Prof Herlambang  saat memberikan keterangan saksi ahli.

Prof Herlambang SH saat memberikan keterangan saksi ahli di PN Bengkulu.

Bengkulu, Kupasbengkulu.com-Sistem peradilan sudah dirusak karena intervensi dari eksekutif kepada yudikatif. Akibat dihentikannya penuntutan terhadap terdakwa  Novel Baswedan.

Kondisi inilah membuat pengadilan dianggap sudah kehilangan wibawanya. Hal ini dikatakan Guru Besar Hukum Pidana Universitas Bengkulu, Prof Herlambang SH, saat menjadi saksi ahli pada sidang pra peradilan, atas diterbitkannya Surat Ketetapan Penghentian Penuntutan (SKP2) oleh Kejaksaan Negeri Bengkulu, Kamis, (24/3/2016).

Kejaksaan telah keliru dalam menarik kembali berkas dakwaan yang sudah dilimpahkan ke pengadilan, dan tidak dikembalikan lagi kepada pengadilan. Karena tegas Prof Herlambang, ketika berkas dakwaan sudah dilimpahkan ke pengadilan, itu sudah sepenuhnya milik pengadilan. Jaksa boleh saja menarik berkas dakwaan untuk diperbaiki, dengan catatan harus dikembalikan ke Pengadilan.

“Apabila dakwaan tidak dikembalikan, pengadilan bisa saja langsung menyidangkan tersangka Novel secara in absentia.

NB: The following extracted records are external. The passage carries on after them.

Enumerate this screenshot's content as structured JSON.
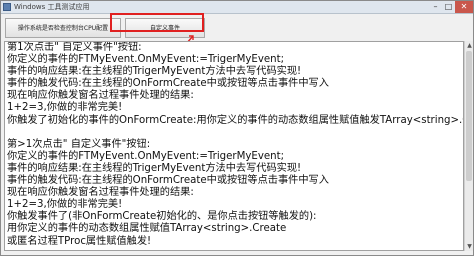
{
  "window": {
    "title": "Windows 工具测试应用",
    "controls": {
      "minimize": "–",
      "maximize": "□",
      "close": "✕"
    },
    "icon": "app-icon"
  },
  "toolbar": {
    "button1_label": "操作系统是否检查控制台CPU配置",
    "button2_label": "自定义事件"
  },
  "annotation": {
    "highlight_color": "#e02020"
  },
  "log": {
    "lines": [
      "第1次点击\" 自定义事件\"按钮:",
      "你定义的事件的FTMyEvent.OnMyEvent:=TrigerMyEvent;",
      "     事件的响应结果:在主线程的TrigerMyEvent方法中去写代码实现!",
      "     事件的触发代码:在主线程的OnFormCreate中或按钮等点击事件中写入",
      "现在响应你触发窗名过程事件处理的结果:",
      "     1+2=3,你做的非常完美!",
      "你触发了初始化的事件的OnFormCreate:用你定义的事件的动态数组属性赋值触发TArray<string>.Create",
      "",
      "第>1次点击\" 自定义事件\"按钮:",
      "你定义的事件的FTMyEvent.OnMyEvent:=TrigerMyEvent;",
      "     事件的响应结果:在主线程的TrigerMyEvent方法中去写代码实现!",
      "     事件的触发代码:在主线程的OnFormCreate中或按钮等点击事件中写入",
      "现在响应你触发窗名过程事件处理的结果:",
      "     1+2=3,你做的非常完美!",
      "你触发事件了(非OnFormCreate初始化的、是你点击按钮等触发的):",
      "     用你定义的事件的动态数组属性赋值TArray<string>.Create",
      "     或匿名过程TProc属性赋值触发!"
    ]
  },
  "scrollbar": {
    "up": "▲",
    "down": "▼"
  }
}
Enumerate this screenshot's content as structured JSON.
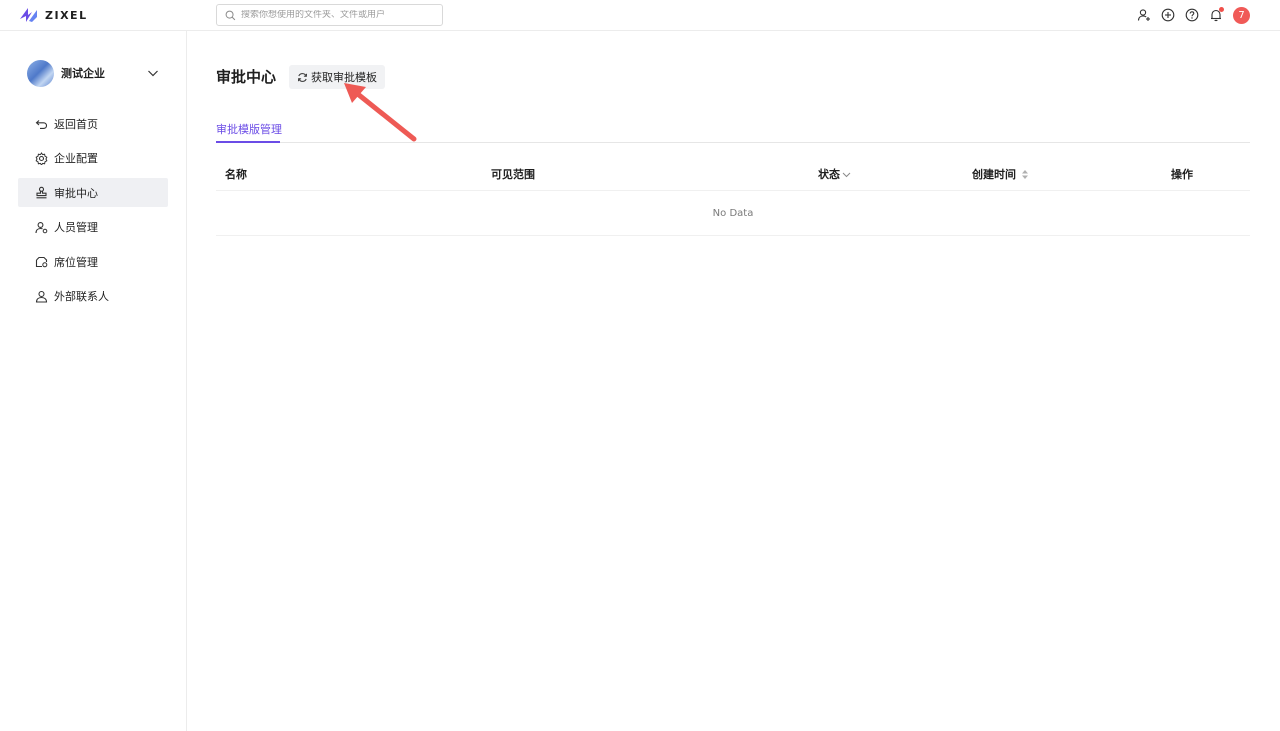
{
  "app": {
    "logo_text": "ZIXEL"
  },
  "search": {
    "placeholder": "搜索你想使用的文件夹、文件或用户"
  },
  "topbar": {
    "icons": [
      "add-user-icon",
      "plus-circle-icon",
      "help-icon",
      "bell-icon"
    ],
    "notification_count": "7"
  },
  "sidebar": {
    "org_name": "测试企业",
    "items": [
      {
        "label": "返回首页",
        "icon": "back-icon",
        "active": false
      },
      {
        "label": "企业配置",
        "icon": "gear-icon",
        "active": false
      },
      {
        "label": "审批中心",
        "icon": "stamp-icon",
        "active": true
      },
      {
        "label": "人员管理",
        "icon": "user-settings-icon",
        "active": false
      },
      {
        "label": "席位管理",
        "icon": "seat-icon",
        "active": false
      },
      {
        "label": "外部联系人",
        "icon": "contacts-icon",
        "active": false
      }
    ]
  },
  "main": {
    "title": "审批中心",
    "fetch_button": "获取审批模板",
    "tabs": [
      {
        "label": "审批模版管理",
        "active": true
      }
    ],
    "table": {
      "columns": [
        "名称",
        "可见范围",
        "状态",
        "创建时间",
        "操作"
      ],
      "empty_text": "No Data"
    }
  },
  "colors": {
    "accent": "#6b4ce6",
    "badge": "#f05a57",
    "arrow": "#ee5a55"
  }
}
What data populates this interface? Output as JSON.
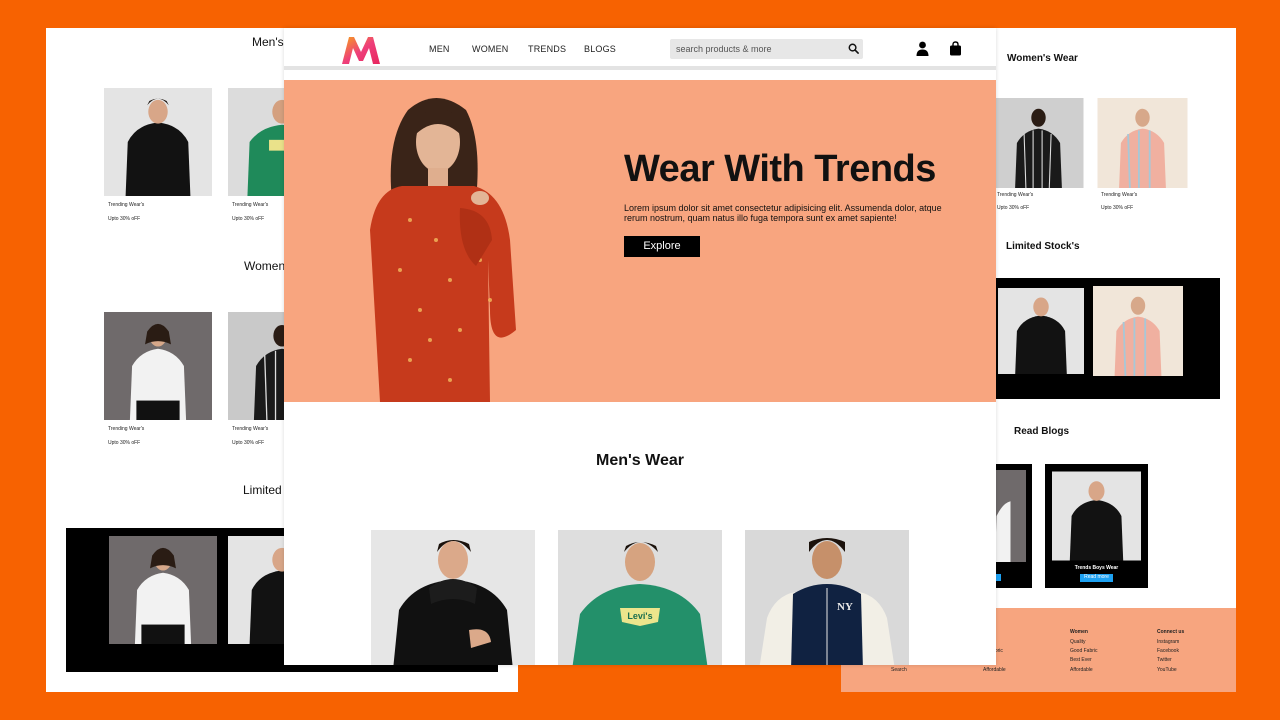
{
  "left_page": {
    "mens_heading": "Men's",
    "womens_heading": "Women'",
    "limited_heading": "Limited",
    "cards": [
      {
        "caption": "Trending Wear's",
        "offer": "Upto 30% oFF"
      },
      {
        "caption": "Trending Wear's",
        "offer": "Upto 30% oFF"
      },
      {
        "caption": "Trending Wear's",
        "offer": "Upto 30% oFF"
      },
      {
        "caption": "Trending Wear's",
        "offer": "Upto 30% oFF"
      }
    ]
  },
  "right_page": {
    "womens_heading": "Women's Wear",
    "limited_heading": "Limited Stock's",
    "blogs_heading": "Read Blogs",
    "cards": [
      {
        "caption": "Trending Wear's",
        "offer": "Upto 30% oFF"
      },
      {
        "caption": "Trending Wear's",
        "offer": "Upto 30% oFF"
      }
    ],
    "blog": {
      "title": "Trends Boys Wear",
      "button": "Read more"
    },
    "footer": {
      "columns": [
        {
          "heading": "",
          "links": [
            "y",
            "Fabric",
            "ver",
            "Search"
          ]
        },
        {
          "heading": "",
          "links": [
            "Affordable"
          ]
        },
        {
          "heading": "Women",
          "links": [
            "Quality",
            "Good Fabric",
            "Best Ever",
            "Affordable"
          ]
        },
        {
          "heading": "Connect us",
          "links": [
            "Instagram",
            "Facebook",
            "Twitter",
            "YouTube"
          ]
        }
      ]
    }
  },
  "nav": {
    "links": [
      "MEN",
      "WOMEN",
      "TRENDS",
      "BLOGS"
    ],
    "search_placeholder": "search products & more"
  },
  "hero": {
    "title": "Wear With Trends",
    "text": "Lorem ipsum dolor sit amet consectetur adipisicing elit. Assumenda dolor, atque rerum nostrum, quam natus illo fuga tempora sunt ex amet sapiente!",
    "button": "Explore"
  },
  "mens_section": {
    "title": "Men's Wear"
  },
  "colors": {
    "background": "#f76201",
    "hero": "#f8a57f",
    "accent_button": "#1da1f2"
  }
}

Maka dari itu, biarkanlah aparat penegak hukum, menjalankan fungsinya masing-masing, tanpa adanya intervensi dari pemerintah sebagai eksekutif”, jelas Prof Herlambang.

Pengadilan Tuntut Kejaksaan
Pihak pemohon yang diwakili Penasehat Hukum Yuliswan SH sendiri sejalan dengan Prof Herlambang. dikatakan Yuliswan, pengadilan juga sudah mengeluarkan ketetapan tentang pengadilan meminta berkas dikembalikan. Pengadilan bisa saja menuntut kejaksaan, karena berkas dakwaan tidak dikembalikan, itu termasuk penggelapan.

“Dalam Pasal 144 KUHP-kan sudah jelas. Jaksa boleh menarik berkas dakwaan, dengan catatan harus dikembalikan ke pengadilan. Dalam prakteknya, sekarang berkas ditarik ketika dakwaan sudah dilimpahkan, jadwal sidang sudah ditetapkan dan berkas dakwaan tidak dikembalikan”. pungkas Yuliswan (CR4)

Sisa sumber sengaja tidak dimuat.